None of these things are, in themselves, bad. Who wants to go back to the days when shopping took most of the morning of every weekday, and had to be toted back on the bus, alongside the toddler, the push-chair and a double hernia?

One response to this is to be disgusted with what a dreadful, gluttonous, moronic bunch we all are, and what a bad society we live in. So, a media medic, writing in a weekly periodical this week, remarks that "Inactivity and gross overeating are not just possible for the young, but are unopposed by countervailing cultural pressures".

If only that were true. There would be no weight-watchers. Instead, meetings of Skinnies Anonymous would feature rooms full of aerobic instructors and supermodels discussing how to put on weight. "And Tara," the group leader would say, "is that the first hint of cellulite I see appearing on your bum cheeks! Applause for Tara, everyone!" The extraordinary conundrum is that we simultaneously loathe fat and are getting fatter – as though we were somehow out of control. I can think of no other example of how millions of people – as a consequence of their own actions – become the thing that they least want to be.

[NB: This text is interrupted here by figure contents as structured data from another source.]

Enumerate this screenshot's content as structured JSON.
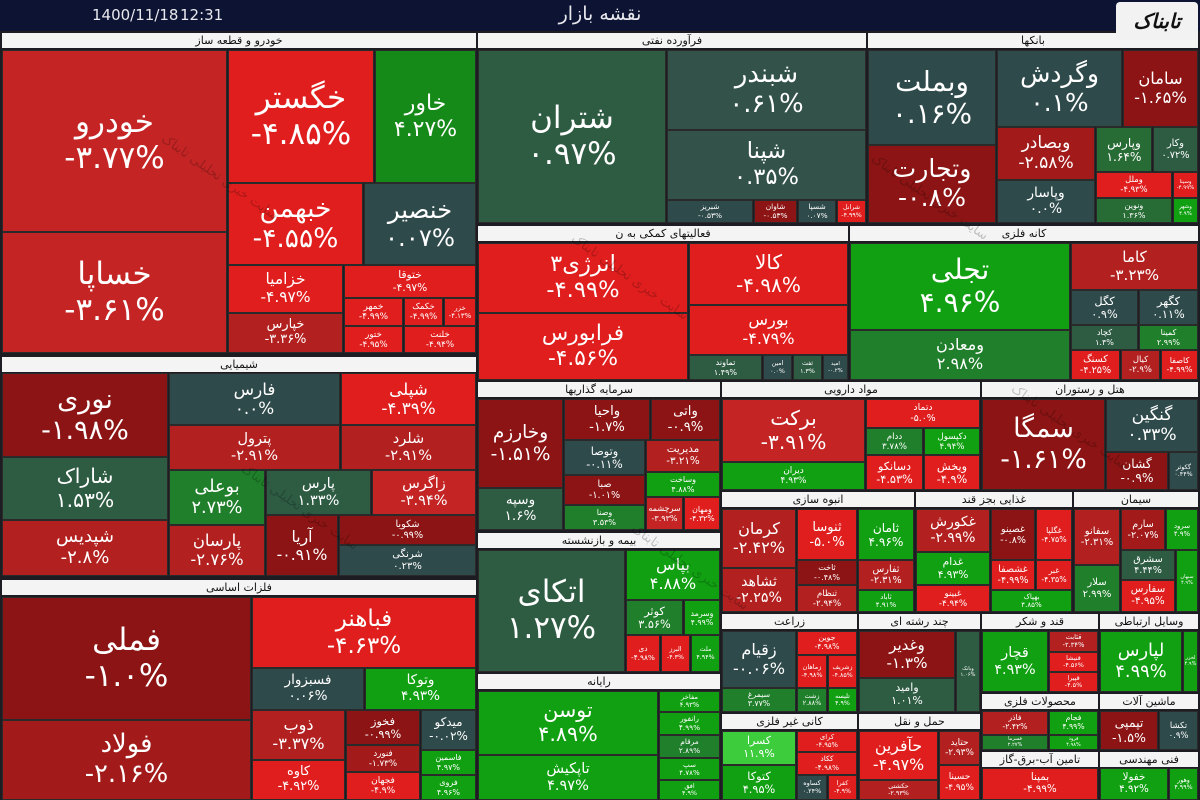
{
  "header": {
    "title": "نقشه بازار",
    "date": "1400/11/18",
    "time": "12:31",
    "logo": "تابناک",
    "watermark": "سایت خبری تحلیلی تابناک"
  },
  "sectors": [
    {
      "title": "خودرو و قطعه ساز",
      "tiles": [
        {
          "name": "خودرو",
          "change": "-۳.۷۷%"
        },
        {
          "name": "خگستر",
          "change": "-۴.۸۵%"
        },
        {
          "name": "خاور",
          "change": "۴.۲۷%"
        },
        {
          "name": "خبهمن",
          "change": "-۴.۵۵%"
        },
        {
          "name": "خنصیر",
          "change": "۰.۰۷%"
        },
        {
          "name": "خساپا",
          "change": "-۳.۶۱%"
        },
        {
          "name": "خزامیا",
          "change": "-۴.۹۷%"
        },
        {
          "name": "ختوقا",
          "change": "-۴.۹۷%"
        },
        {
          "name": "خپارس",
          "change": "-۳.۳۶%"
        },
        {
          "name": "خمهر",
          "change": "-۴.۹۹%"
        },
        {
          "name": "خکمک",
          "change": "-۴.۹۹%"
        },
        {
          "name": "خزر",
          "change": "-۴.۱۳%"
        },
        {
          "name": "ختور",
          "change": "-۴.۹۵%"
        },
        {
          "name": "خلنت",
          "change": "-۴.۹۴%"
        }
      ]
    },
    {
      "title": "شیمیایی",
      "tiles": [
        {
          "name": "نوری",
          "change": "-۱.۹۸%"
        },
        {
          "name": "فارس",
          "change": "۰.۰%"
        },
        {
          "name": "شپلی",
          "change": "-۴.۳۹%"
        },
        {
          "name": "پترول",
          "change": "-۲.۹۱%"
        },
        {
          "name": "شلرد",
          "change": "-۲.۹۱%"
        },
        {
          "name": "شاراک",
          "change": "۱.۵۳%"
        },
        {
          "name": "بوعلی",
          "change": "۲.۷۳%"
        },
        {
          "name": "پارس",
          "change": "۱.۳۳%"
        },
        {
          "name": "زاگرس",
          "change": "-۳.۹۴%"
        },
        {
          "name": "شپدیس",
          "change": "-۲.۸%"
        },
        {
          "name": "پارسان",
          "change": "-۲.۷۶%"
        },
        {
          "name": "آریا",
          "change": "-۰.۹۱%"
        },
        {
          "name": "شکویا",
          "change": "-۰.۹۹%"
        },
        {
          "name": "شرنگی",
          "change": "۰.۲۳%"
        }
      ]
    },
    {
      "title": "فلزات اساسی",
      "tiles": [
        {
          "name": "فملی",
          "change": "-۱.۰%"
        },
        {
          "name": "فولاد",
          "change": "-۲.۱۶%"
        },
        {
          "name": "فباهنر",
          "change": "-۴.۶۳%"
        },
        {
          "name": "فسبزوار",
          "change": "۰.۰۶%"
        },
        {
          "name": "وتوکا",
          "change": "۴.۹۳%"
        },
        {
          "name": "ذوب",
          "change": "-۳.۳۷%"
        },
        {
          "name": "فخوز",
          "change": "-۰.۹۹%"
        },
        {
          "name": "میدکو",
          "change": "-۰.۰۲%"
        },
        {
          "name": "کاوه",
          "change": "-۴.۹۲%"
        },
        {
          "name": "فنورد",
          "change": "-۱.۷۳%"
        },
        {
          "name": "فجهان",
          "change": "-۴.۹%"
        },
        {
          "name": "فاسمین",
          "change": "۴.۹۷%"
        },
        {
          "name": "فروی",
          "change": "۴.۹۶%"
        }
      ]
    },
    {
      "title": "فرآورده نفتی",
      "tiles": [
        {
          "name": "شتران",
          "change": "۰.۹۷%"
        },
        {
          "name": "شبندر",
          "change": "۰.۶۱%"
        },
        {
          "name": "شپنا",
          "change": "۰.۳۵%"
        },
        {
          "name": "شبریز",
          "change": "-۰.۵۳%"
        },
        {
          "name": "شاوان",
          "change": "-۰.۵۳%"
        },
        {
          "name": "شسپا",
          "change": "۰.۰۷%"
        },
        {
          "name": "شرانل",
          "change": "-۴.۹۹%"
        }
      ]
    },
    {
      "title": "بانکها",
      "tiles": [
        {
          "name": "وبملت",
          "change": "۰.۱۶%"
        },
        {
          "name": "وگردش",
          "change": "۰.۱%"
        },
        {
          "name": "سامان",
          "change": "-۱.۶۵%"
        },
        {
          "name": "وتجارت",
          "change": "-۰.۸%"
        },
        {
          "name": "وبصادر",
          "change": "-۲.۵۸%"
        },
        {
          "name": "وپارس",
          "change": "۱.۶۴%"
        },
        {
          "name": "وکار",
          "change": "۰.۷۲%"
        },
        {
          "name": "وپاسار",
          "change": "۰.۰%"
        },
        {
          "name": "وملل",
          "change": "-۴.۹۳%"
        },
        {
          "name": "وسینا",
          "change": "-۴.۹۹%"
        },
        {
          "name": "ونوین",
          "change": "۱.۳۶%"
        },
        {
          "name": "وشهر",
          "change": "۴.۹%"
        }
      ]
    },
    {
      "title": "فعالیتهای کمکی به ن",
      "tiles": [
        {
          "name": "انرژی۳",
          "change": "-۴.۹۹%"
        },
        {
          "name": "فرابورس",
          "change": "-۴.۵۶%"
        },
        {
          "name": "کالا",
          "change": "-۴.۹۸%"
        },
        {
          "name": "بورس",
          "change": "-۴.۷۹%"
        },
        {
          "name": "تماوند",
          "change": "۱.۴۹%"
        },
        {
          "name": "امین",
          "change": "۰.۰%"
        },
        {
          "name": "ثفت",
          "change": "۱.۳%"
        },
        {
          "name": "امید",
          "change": "-۰.۲%"
        }
      ]
    },
    {
      "title": "کانه فلزی",
      "tiles": [
        {
          "name": "تجلی",
          "change": "۴.۹۶%"
        },
        {
          "name": "ومعادن",
          "change": "۲.۹۸%"
        },
        {
          "name": "کاما",
          "change": "-۳.۲۳%"
        },
        {
          "name": "کگل",
          "change": "۰.۹%"
        },
        {
          "name": "کگهر",
          "change": "۰.۱۱%"
        },
        {
          "name": "کچاد",
          "change": "۱.۴%"
        },
        {
          "name": "کمینا",
          "change": "۲.۹۹%"
        },
        {
          "name": "کسنگ",
          "change": "-۴.۲۵%"
        },
        {
          "name": "کیال",
          "change": "-۲.۹%"
        },
        {
          "name": "کاصفا",
          "change": "-۴.۹۹%"
        }
      ]
    },
    {
      "title": "سرمایه گذاریها",
      "tiles": [
        {
          "name": "وخارزم",
          "change": "-۱.۵۱%"
        },
        {
          "name": "وسپه",
          "change": "۱.۶%"
        },
        {
          "name": "واحیا",
          "change": "-۱.۷%"
        },
        {
          "name": "واتی",
          "change": "-۰.۹%"
        },
        {
          "name": "وتوصا",
          "change": "-۰.۱۱%"
        },
        {
          "name": "مدیریت",
          "change": "-۳.۲۱%"
        },
        {
          "name": "صبا",
          "change": "-۱.۰۱%"
        },
        {
          "name": "وساخت",
          "change": "۴.۸۸%"
        },
        {
          "name": "وصنا",
          "change": "۳.۵۳%"
        },
        {
          "name": "سرچشمه",
          "change": "-۳.۹۳%"
        },
        {
          "name": "ومهان",
          "change": "-۴.۳۲%"
        }
      ]
    },
    {
      "title": "مواد دارویی",
      "tiles": [
        {
          "name": "برکت",
          "change": "-۳.۹۱%"
        },
        {
          "name": "دیران",
          "change": "۴.۹۳%"
        },
        {
          "name": "دتماد",
          "change": "-۵.۰%"
        },
        {
          "name": "ددام",
          "change": "۳.۷۸%"
        },
        {
          "name": "دکپسول",
          "change": "۴.۹۴%"
        },
        {
          "name": "دسانکو",
          "change": "-۴.۵۳%"
        },
        {
          "name": "ویخش",
          "change": "-۴.۹%"
        }
      ]
    },
    {
      "title": "هتل و رستوران",
      "tiles": [
        {
          "name": "سمگا",
          "change": "-۱.۶۱%"
        },
        {
          "name": "گنگین",
          "change": "۰.۳۳%"
        },
        {
          "name": "گشان",
          "change": "-۰.۹%"
        },
        {
          "name": "گکوثر",
          "change": "۰.۴۴%"
        }
      ]
    },
    {
      "title": "انبوه سازی",
      "tiles": [
        {
          "name": "کرمان",
          "change": "-۲.۴۲%"
        },
        {
          "name": "ثشاهد",
          "change": "-۲.۲۵%"
        },
        {
          "name": "ثنوسا",
          "change": "-۵.۰%"
        },
        {
          "name": "ثامان",
          "change": "۴.۹۶%"
        },
        {
          "name": "ثاخت",
          "change": "-۰.۴۸%"
        },
        {
          "name": "ثنظام",
          "change": "-۲.۹۴%"
        },
        {
          "name": "ثفارس",
          "change": "-۲.۳۱%"
        },
        {
          "name": "ثاباد",
          "change": "۴.۹۱%"
        }
      ]
    },
    {
      "title": "غذایی بجز قند",
      "tiles": [
        {
          "name": "غکورش",
          "change": "-۲.۹۹%"
        },
        {
          "name": "غدام",
          "change": "۴.۹۳%"
        },
        {
          "name": "غبینو",
          "change": "-۴.۹۴%"
        },
        {
          "name": "غصینو",
          "change": "-۰.۸%"
        },
        {
          "name": "غگلپا",
          "change": "-۴.۷۵%"
        },
        {
          "name": "غشصفا",
          "change": "-۴.۹۹%"
        },
        {
          "name": "غبر",
          "change": "-۴.۳۵%"
        },
        {
          "name": "بهپاک",
          "change": "۴.۸۵%"
        }
      ]
    },
    {
      "title": "سیمان",
      "tiles": [
        {
          "name": "سفانو",
          "change": "-۲.۳۱%"
        },
        {
          "name": "سارم",
          "change": "-۲.۰۷%"
        },
        {
          "name": "سرود",
          "change": "۴.۹%"
        },
        {
          "name": "سلار",
          "change": "۲.۹۹%"
        },
        {
          "name": "سشرق",
          "change": "۴.۴۴%"
        },
        {
          "name": "سفارس",
          "change": "-۴.۹۵%"
        },
        {
          "name": "سبهان",
          "change": "۴.۹%"
        }
      ]
    },
    {
      "title": "بیمه و بازنشسته",
      "tiles": [
        {
          "name": "اتکای",
          "change": "۱.۲۷%"
        },
        {
          "name": "بپاس",
          "change": "۴.۸۸%"
        },
        {
          "name": "کوثر",
          "change": "۳.۵۶%"
        },
        {
          "name": "وسرمد",
          "change": "۴.۹۹%"
        },
        {
          "name": "دی",
          "change": "-۴.۹۸%"
        },
        {
          "name": "البرز",
          "change": "-۴.۳%"
        },
        {
          "name": "ملت",
          "change": "۴.۹۴%"
        }
      ]
    },
    {
      "title": "رایانه",
      "tiles": [
        {
          "name": "توسن",
          "change": "۴.۸۹%"
        },
        {
          "name": "تاپکیش",
          "change": "۴.۹۷%"
        },
        {
          "name": "مفاخر",
          "change": "۴.۹۳%"
        },
        {
          "name": "رانفور",
          "change": "۴.۹۹%"
        },
        {
          "name": "مرقام",
          "change": "۲.۸۹%"
        },
        {
          "name": "سپ",
          "change": "۴.۷۸%"
        },
        {
          "name": "افق",
          "change": "۴.۹%"
        }
      ]
    },
    {
      "title": "زراعت",
      "tiles": [
        {
          "name": "زقیام",
          "change": "-۰.۰۶%"
        },
        {
          "name": "سیمرغ",
          "change": "۳.۷۷%"
        },
        {
          "name": "جوین",
          "change": "-۴.۹۸%"
        },
        {
          "name": "زماهان",
          "change": "-۴.۹۸%"
        },
        {
          "name": "زشریف",
          "change": "-۴.۸۵%"
        },
        {
          "name": "زشت",
          "change": "۲.۸۸%"
        },
        {
          "name": "تلیسه",
          "change": "۴.۹%"
        }
      ]
    },
    {
      "title": "چند رشته ای",
      "tiles": [
        {
          "name": "وغدیر",
          "change": "-۱.۳%"
        },
        {
          "name": "وامید",
          "change": "۱.۰۱%"
        },
        {
          "name": "وبانک",
          "change": "۱.۰۶%"
        }
      ]
    },
    {
      "title": "قند و شکر",
      "tiles": [
        {
          "name": "قچار",
          "change": "۴.۹۳%"
        },
        {
          "name": "قثابت",
          "change": "-۲.۳۴%"
        },
        {
          "name": "قنیشا",
          "change": "-۴.۵۶%"
        },
        {
          "name": "قپیرا",
          "change": "-۴.۵%"
        }
      ]
    },
    {
      "title": "وسایل ارتباطی",
      "tiles": [
        {
          "name": "لپارس",
          "change": "۴.۹۹%"
        },
        {
          "name": "لخزر",
          "change": "۴.۹%"
        }
      ]
    },
    {
      "title": "کانی غیر فلزی",
      "tiles": [
        {
          "name": "کسرا",
          "change": "۱۱.۹%"
        },
        {
          "name": "کتوکا",
          "change": "۴.۹۵%"
        },
        {
          "name": "کرای",
          "change": "-۴.۹۵%"
        },
        {
          "name": "ککاد",
          "change": "-۴.۹۸%"
        },
        {
          "name": "کساوه",
          "change": "۰.۲۴%"
        },
        {
          "name": "کفرا",
          "change": "-۴.۹%"
        }
      ]
    },
    {
      "title": "حمل و نقل",
      "tiles": [
        {
          "name": "حآفرین",
          "change": "-۴.۹۷%"
        },
        {
          "name": "حکشتی",
          "change": "-۲.۹۳%"
        },
        {
          "name": "حتاید",
          "change": "-۲.۹۳%"
        },
        {
          "name": "حسینا",
          "change": "-۴.۹۵%"
        }
      ]
    },
    {
      "title": "محصولات فلزی",
      "tiles": [
        {
          "name": "فاذر",
          "change": "-۲.۴۲%"
        },
        {
          "name": "فسرما",
          "change": "۲.۲۷%"
        },
        {
          "name": "فجام",
          "change": "۴.۹۹%"
        },
        {
          "name": "فرود",
          "change": "۴.۹۸%"
        }
      ]
    },
    {
      "title": "ماشین آلات",
      "tiles": [
        {
          "name": "تپمپی",
          "change": "-۱.۵%"
        },
        {
          "name": "تکشا",
          "change": "۰.۹%"
        }
      ]
    },
    {
      "title": "تامین آب-برق-گاز",
      "tiles": [
        {
          "name": "بمپنا",
          "change": "-۴.۹۹%"
        }
      ]
    },
    {
      "title": "فنی مهندسی",
      "tiles": [
        {
          "name": "خفولا",
          "change": "۴.۹۲%"
        },
        {
          "name": "وهور",
          "change": "۴.۹۹%"
        }
      ]
    }
  ]
}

So now we return to the question of what, if anything, we should do about it. And recognise that we are talking here about billions of bits of individual behaviours, and not just about nasty food companies and their cunning plans to sell us salty, sweet, deathly titbits.

The obvious proposition is that we need to mount a co-ordinated campaign and do for killer flab what we have already done for fags (but not booze). Except this campaign would be far more problematic, since it would entail doing something (ie exercise) and not just not doing something.

This is about more than schools banning fizzy drinks and crisps, and encouraging fruit-eating. It involves radical changes to the way we look at exercise. We must devise regimes that kids like (and not keep moaning on about competitive sports, which many of them don't). We have to get more people walking and cycling to work, which means paying for them to travel on un-carred routes. How about tax breaks for gym use?

Or, instead, we could die – it's our choice, really.